On a blistering Friday afternoon, Green and several of his teammates sat underneath the large tent in the stands at Laney High School's football stadium. He watched other participants in the AAU Area 6 National Qualifier Track and Field Championship as he prepared to compete later.
In his first year running with the Augusta Flyers, Smith attempted to earn a spot in the AAU Junior Olympic Games, July 27-Aug. 6, in New Orleans.
With a potential trip to Louisiana on the line, Smith said he didn't mind being out in the heat. Running track, he said, beat his other summer options -- staying inside either watching TV or playing video games.
"That seems boring to me," Smith said. "I need something to pass the time."
Smith is one of 13 members of the Augusta Flyers competing this weekend in the AAU national qualifier, which runs through Sunday at Laney.
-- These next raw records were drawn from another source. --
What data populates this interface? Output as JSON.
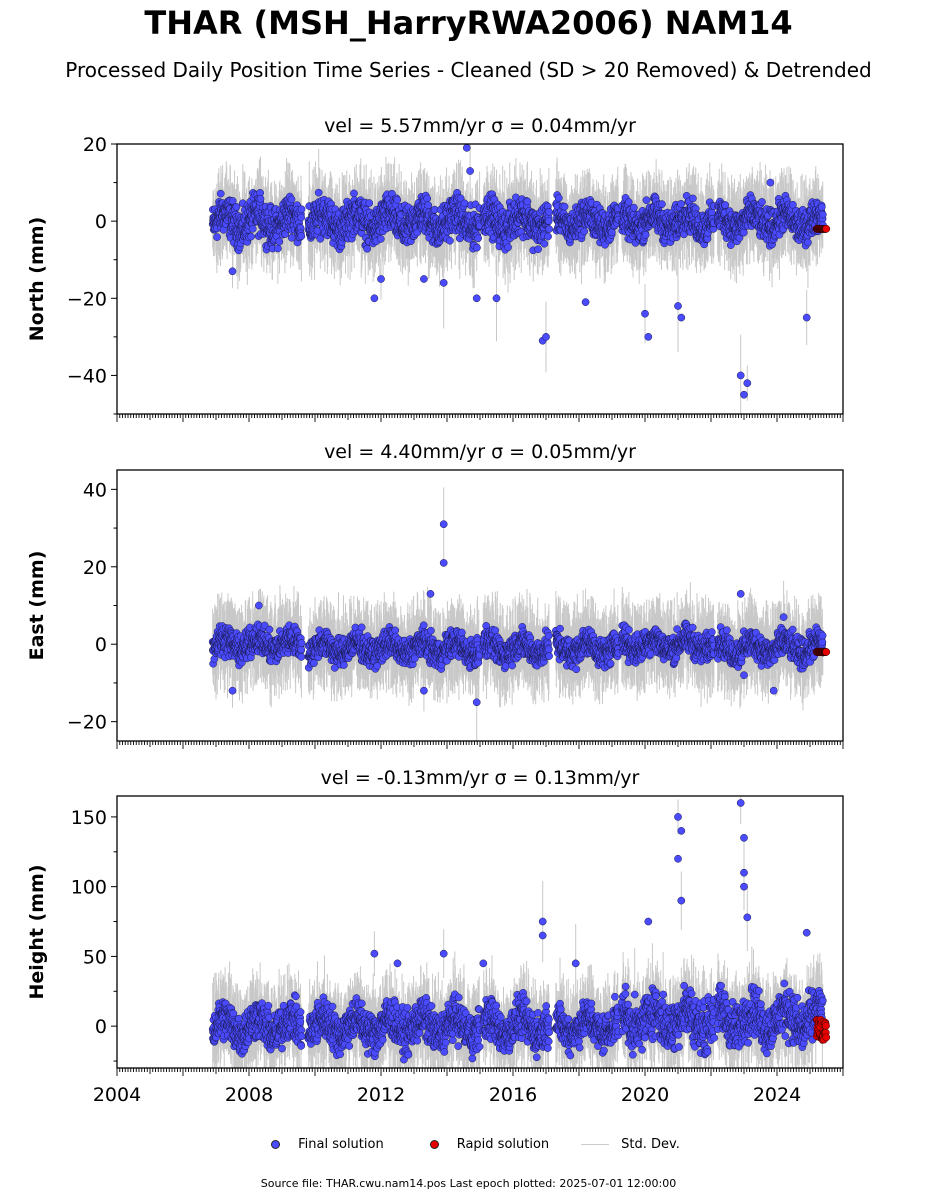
{
  "title": "THAR (MSH_HarryRWA2006) NAM14",
  "subtitle": "Processed Daily Position Time Series - Cleaned (SD > 20 Removed) & Detrended",
  "legend": {
    "final": "Final solution",
    "rapid": "Rapid solution",
    "stddev": "Std. Dev."
  },
  "footer": "Source file: THAR.cwu.nam14.pos  Last epoch plotted: 2025-07-01 12:00:00",
  "colors": {
    "final": "#4a4aff",
    "rapid": "#e80000",
    "stddev": "#c8c8c8"
  },
  "chart_data": [
    {
      "type": "scatter",
      "title": "vel = 5.57mm/yr   σ = 0.04mm/yr",
      "ylabel": "North (mm)",
      "xlim": [
        2004,
        2026
      ],
      "ylim": [
        -50,
        20
      ],
      "yticks": [
        -40,
        -20,
        0,
        20
      ],
      "xticks": [],
      "grid": false,
      "series": [
        {
          "name": "Final solution",
          "segments": [
            [
              2006.9,
              2009.6,
              0,
              3.5
            ],
            [
              2009.8,
              2015.0,
              0,
              3.5
            ],
            [
              2015.1,
              2017.1,
              0,
              3.5
            ],
            [
              2017.3,
              2019.2,
              0,
              3.0
            ],
            [
              2019.3,
              2022.1,
              0,
              3.0
            ],
            [
              2022.2,
              2025.4,
              0,
              3.0
            ]
          ],
          "outliers": [
            [
              2007.5,
              -13
            ],
            [
              2011.8,
              -20
            ],
            [
              2012.0,
              -15
            ],
            [
              2013.3,
              -15
            ],
            [
              2013.9,
              -16
            ],
            [
              2014.6,
              19
            ],
            [
              2014.7,
              13
            ],
            [
              2014.9,
              -20
            ],
            [
              2015.5,
              -20
            ],
            [
              2016.9,
              -31
            ],
            [
              2017.0,
              -30
            ],
            [
              2018.2,
              -21
            ],
            [
              2020.0,
              -24
            ],
            [
              2020.1,
              -30
            ],
            [
              2021.0,
              -22
            ],
            [
              2021.1,
              -25
            ],
            [
              2022.9,
              -40
            ],
            [
              2023.0,
              -45
            ],
            [
              2023.1,
              -42
            ],
            [
              2023.8,
              10
            ],
            [
              2024.9,
              -25
            ]
          ]
        },
        {
          "name": "Rapid solution",
          "x": [
            2025.2,
            2025.5
          ],
          "y": [
            -2,
            -2
          ]
        }
      ]
    },
    {
      "type": "scatter",
      "title": "vel = 4.40mm/yr   σ = 0.05mm/yr",
      "ylabel": "East (mm)",
      "xlim": [
        2004,
        2026
      ],
      "ylim": [
        -25,
        45
      ],
      "yticks": [
        -20,
        0,
        20,
        40
      ],
      "xticks": [],
      "grid": false,
      "series": [
        {
          "name": "Final solution",
          "segments": [
            [
              2006.9,
              2009.6,
              0,
              2.5
            ],
            [
              2009.8,
              2015.0,
              -1,
              2.5
            ],
            [
              2015.1,
              2017.1,
              -1,
              2.5
            ],
            [
              2017.3,
              2019.2,
              -1,
              2.5
            ],
            [
              2019.3,
              2022.1,
              0,
              2.5
            ],
            [
              2022.2,
              2025.4,
              -1,
              2.5
            ]
          ],
          "outliers": [
            [
              2007.5,
              -12
            ],
            [
              2008.3,
              10
            ],
            [
              2013.3,
              -12
            ],
            [
              2013.5,
              13
            ],
            [
              2013.9,
              31
            ],
            [
              2013.9,
              21
            ],
            [
              2014.9,
              -15
            ],
            [
              2022.9,
              13
            ],
            [
              2023.0,
              -8
            ],
            [
              2023.9,
              -12
            ],
            [
              2024.2,
              7
            ]
          ]
        },
        {
          "name": "Rapid solution",
          "x": [
            2025.2,
            2025.5
          ],
          "y": [
            -2,
            -2
          ]
        }
      ]
    },
    {
      "type": "scatter",
      "title": "vel = -0.13mm/yr   σ = 0.13mm/yr",
      "ylabel": "Height (mm)",
      "xlim": [
        2004,
        2026
      ],
      "ylim": [
        -30,
        165
      ],
      "yticks": [
        0,
        50,
        100,
        150
      ],
      "xticks": [
        2004,
        2008,
        2012,
        2016,
        2020,
        2024
      ],
      "grid": false,
      "series": [
        {
          "name": "Final solution",
          "segments": [
            [
              2006.9,
              2009.6,
              0,
              10
            ],
            [
              2009.8,
              2015.0,
              0,
              10
            ],
            [
              2015.1,
              2017.1,
              0,
              10
            ],
            [
              2017.3,
              2019.2,
              0,
              9
            ],
            [
              2019.3,
              2022.1,
              5,
              12
            ],
            [
              2022.2,
              2025.4,
              5,
              12
            ]
          ],
          "outliers": [
            [
              2011.8,
              52
            ],
            [
              2012.5,
              45
            ],
            [
              2013.9,
              52
            ],
            [
              2015.1,
              45
            ],
            [
              2016.9,
              75
            ],
            [
              2016.9,
              65
            ],
            [
              2017.9,
              45
            ],
            [
              2020.1,
              75
            ],
            [
              2021.0,
              150
            ],
            [
              2021.0,
              120
            ],
            [
              2021.1,
              90
            ],
            [
              2021.1,
              140
            ],
            [
              2022.9,
              160
            ],
            [
              2023.0,
              135
            ],
            [
              2023.0,
              110
            ],
            [
              2023.0,
              100
            ],
            [
              2023.1,
              78
            ],
            [
              2024.9,
              67
            ]
          ]
        },
        {
          "name": "Rapid solution",
          "x": [
            2025.2,
            2025.5
          ],
          "y": [
            -10,
            5
          ]
        }
      ]
    }
  ]
}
While he competes in three events today (100, 200 and long jump), some of his club members already qualified for the Junior Olympics -- participants had to finish in the top five of their respective event to advance.
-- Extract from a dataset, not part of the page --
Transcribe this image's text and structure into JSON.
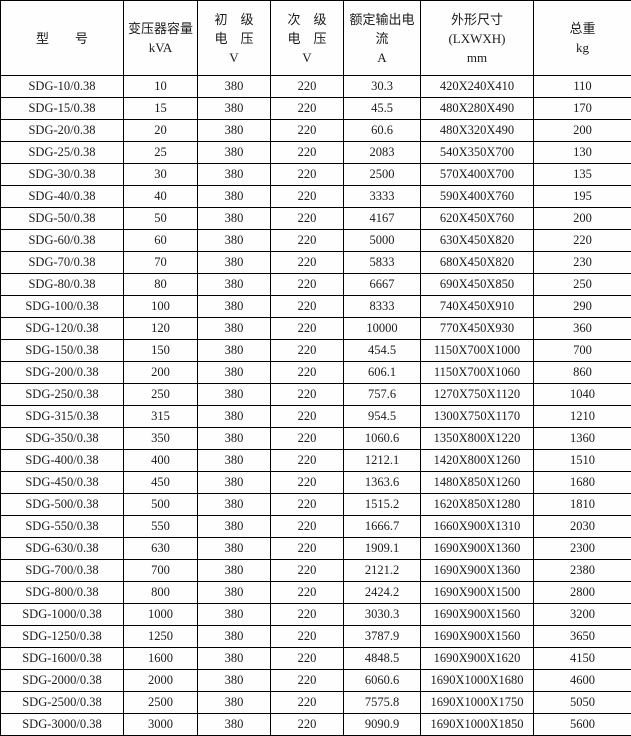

Lavaisiette Keller, an 11-year-old competitor entering sixth grade this fall at Langford Middle School, earned a spot in the nationals in pentathlon. This will be her fourth trip to the nationals, where her best finish is sixth out of 36 girls in pentathlon.
"My goal is to finish at least third," she said. "It might be fun."
Jhenia King, of the Flyers, also qualified for nationals in the javelin, while Alysia Rouse made it in the discus. Aryelle Jenkins also qualified in the discus.
Green, 12, also sought a national bid. He competed in the 400-meter dash late Friday.
Green joined the Flyers, Augusta's local track club, after running for fun against family and friends.
"Everybody said I was fast," he said. "It's been a very fun experience. I've met a lot of new people from different parts of Georgia."
Alex Gibson, one of the Flyers' coaches and a former 200-meter high school state champion, is hoping to help grow the Flyers. This season, the club has only 14 members -- one is in high school, the rest are 12 or younger. In past years, the Flyers have had 20-25 youngsters.
Gibson is trying to figure out how to attract more youth to his program. He said video games and air conditioning are two reasons there's not more track and field competitors.
"Some kids just don't want to be out in the heat," he said.
After the Junior Olympics, the Flyers season will begin in full with practice in February. From there, the team will participate in various meets before trying to qualify for nationals again.
Before this year's national meet, the Flyers will spend July working to get better. Though the club is small, the children look to bring back plenty of medals.
"I'm going to make sure they have fun," Gibson said. "But I'm also going to make sure they focus. They have to continue to improve. There's still time to get better."